Pleated Surfaces and Eruptions Seminar

Geodesic Laminations on Surfaces (Bonahon)

Summary: "This article is similarly divided into three parts. The first part is devoted to generalities on geodesic laminations, gives some examples, and discusses dynamically interesting transverse structures for geodesic laminations. This includes the analytic notion of a transverse Holder distribution, and the more combinatorial notion of a transverse cocycle; these two transverse structures are later shown to be equivalent.The second part discusses topological applications of geodesic laminations. In particular, we consider the space of measured geodesic laminations, as a completion of the space of simple closed curves on the surface. We mention the piecewise linear structure MC ( S), and indicate how the combinatorial tangent vectors of this piecewise linear manifold have a geometric interpretation as geodesic laminations with transverse Holder distributions. Finally, the third part is devoted to some geometric applications of geodesic laminations. We chose to focus on geodesic laminations as bending loci of boundaries of convex cores of hyperbolic 3-dimensional manifolds, and as pleating loci of pleated surfaces. In particular, we show how the bending of a pleated surface along its pleating locus can be measured by a transverse cocycle. We also connect the bending of pleated surfaces to the rotation angle of closed geodesics in the hyperbolic 3-manifold."

DEFORMING CONVEX REAL PROJECTIVE STRUCTURES (Wienhard, Zhang)

Summary: "In this article we introduce two new flows on the space of convex real projective structures, which are described by explicit deformations of the internal parameters associated to each pair of pants in a pants decomposition. We call these flows the eruption flow and the internal bulging flow associated to the pants. The eruption flows associated to the 2g − 2 pairs of pants commute with the 6g − 6 generalized twist flows associated to the curves in the pants decomposition."

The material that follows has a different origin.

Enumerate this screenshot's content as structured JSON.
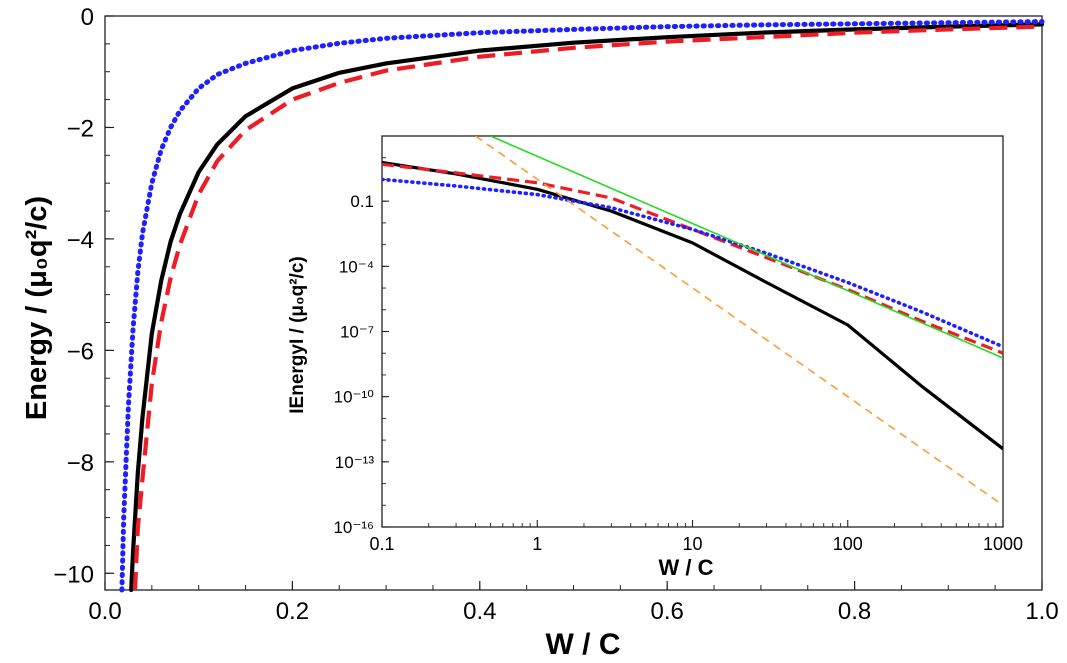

Shearing hyperbolic surfaces, bending pleated surfaces and Thurston’s symplectic form (Bonahon)

Summary: "The article develops a system of local holomorphic coordinates for the space of hyperbolic 3-manifolds with the fundamental group of a surface. These coordinates depend on the choice of a geodesic lamination on the surface, and are a complexified version of Thurston’s shear coordinates for Teichmuller space. The imaginary part of these coordinates measures the bending of a pleated surface realizing the geodesic lamination. We also show how these coordinates are related, via Thurston’s symplectic form on the space of measured geodesic laminations, to the complex length function and to its differential."